La présence à Kinshasa de Fabien Singaye, gendre de Félicien Kabuga, le financier présumé du génocide des Tutsi en 1994 inquiète Kagame et Sassou
Les sécurocrates du président congolais Denis Sassou-Nguesso manifestent une vive inquiétude face à la présence prolongée à Kinshasa du Rwandais Fabien Singaye. Selon une enquête publiée par la revue Africa Intelligence, cet ancien diplomate et figure influente de l’ancien régime rwandais de Juvénal Habyarimana suscite de fortes tensions diplomatiques et sécuritaires dans la sous-région. À Kinshasa, Fabien Singaye bénéficie d’une attention particulière de la part de l’administration de Félix Tshisekedi. La présidence congolaise a notamment mis à sa disposition un véhicule issu de sa propre flotte officielle, ce qui témoigne de son niveau d’introduction auprès des cercles du pouvoir en RDC.
Les craintes de Brazzaville et de Kigali
Cette proximité irrite profondément le gouvernement rwandais de Paul Kagame, qui dénonce régulièrement les liens entre l’armée congolaise (FARDC) et les rebelles des FDLR (formés par d’anciens génocidaires rwandais). L’appareil sécuritaire de Denis Sassou-Nguesso à Brazzaville redoute les répercussions d’un tel rapprochement sur l’équilibre sécuritaire régional déjà très fragile entre les deux rives du fleuve Congo et le Rwanda.

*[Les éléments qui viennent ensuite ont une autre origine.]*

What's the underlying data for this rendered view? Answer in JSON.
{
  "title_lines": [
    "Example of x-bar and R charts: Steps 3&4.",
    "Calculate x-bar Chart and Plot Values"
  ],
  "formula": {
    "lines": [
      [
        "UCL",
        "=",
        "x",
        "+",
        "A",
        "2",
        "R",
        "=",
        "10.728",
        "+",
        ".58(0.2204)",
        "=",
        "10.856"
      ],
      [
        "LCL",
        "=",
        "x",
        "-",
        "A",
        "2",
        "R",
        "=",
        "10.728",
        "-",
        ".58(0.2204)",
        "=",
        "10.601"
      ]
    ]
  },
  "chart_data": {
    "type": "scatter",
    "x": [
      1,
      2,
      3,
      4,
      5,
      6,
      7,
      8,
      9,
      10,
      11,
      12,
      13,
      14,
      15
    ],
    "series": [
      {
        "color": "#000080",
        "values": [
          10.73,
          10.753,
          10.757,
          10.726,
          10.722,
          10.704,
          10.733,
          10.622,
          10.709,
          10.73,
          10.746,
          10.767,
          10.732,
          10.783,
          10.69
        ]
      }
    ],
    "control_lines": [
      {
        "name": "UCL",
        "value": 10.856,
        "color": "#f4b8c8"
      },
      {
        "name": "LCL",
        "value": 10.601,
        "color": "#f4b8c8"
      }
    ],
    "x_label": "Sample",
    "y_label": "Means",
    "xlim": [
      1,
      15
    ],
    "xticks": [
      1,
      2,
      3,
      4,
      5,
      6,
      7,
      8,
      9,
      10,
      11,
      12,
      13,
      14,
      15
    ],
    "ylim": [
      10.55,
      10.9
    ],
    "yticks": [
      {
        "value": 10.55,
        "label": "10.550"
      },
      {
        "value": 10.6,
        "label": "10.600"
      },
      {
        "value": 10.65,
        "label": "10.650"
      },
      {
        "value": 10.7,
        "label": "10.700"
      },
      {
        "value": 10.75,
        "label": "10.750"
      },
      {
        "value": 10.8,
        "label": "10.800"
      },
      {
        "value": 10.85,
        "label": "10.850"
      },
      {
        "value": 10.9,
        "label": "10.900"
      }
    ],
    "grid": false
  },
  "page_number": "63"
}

Un profil controversé et un réseau étendu
Fabien Singaye est connu de longue date comme un diplomate rwandais à Berne et un opérateur de renseignement rwandais très influent sous l’ancien régime de Juvénal Habyarimana (dont il est le gendre, ainsi que du financier présumé du génocide Félicien Kabuga. Expulsé de Suisse en 1994 pour des activités d’espionnage, il a par la suite officié comme conseiller de l’ancien président centrafricain François Bozizé et comme interprète auprès du juge anti-terroriste français Jean-Louis Bruguière. Ses connexions historiques font de lui un acteur perçu comme déstabilisateur par les services de renseignement environnants. L’appareil sécuritaire de Denis Sassou-Nguesso (mené par des figures clés comme Jean-Dominique Okemba, secrétaire général du Conseil national de sécurité) perçoit les mouvements de Fabien Singaye de l’autre côté du fleuve Congo comme un facteur d’instabilité potentielle.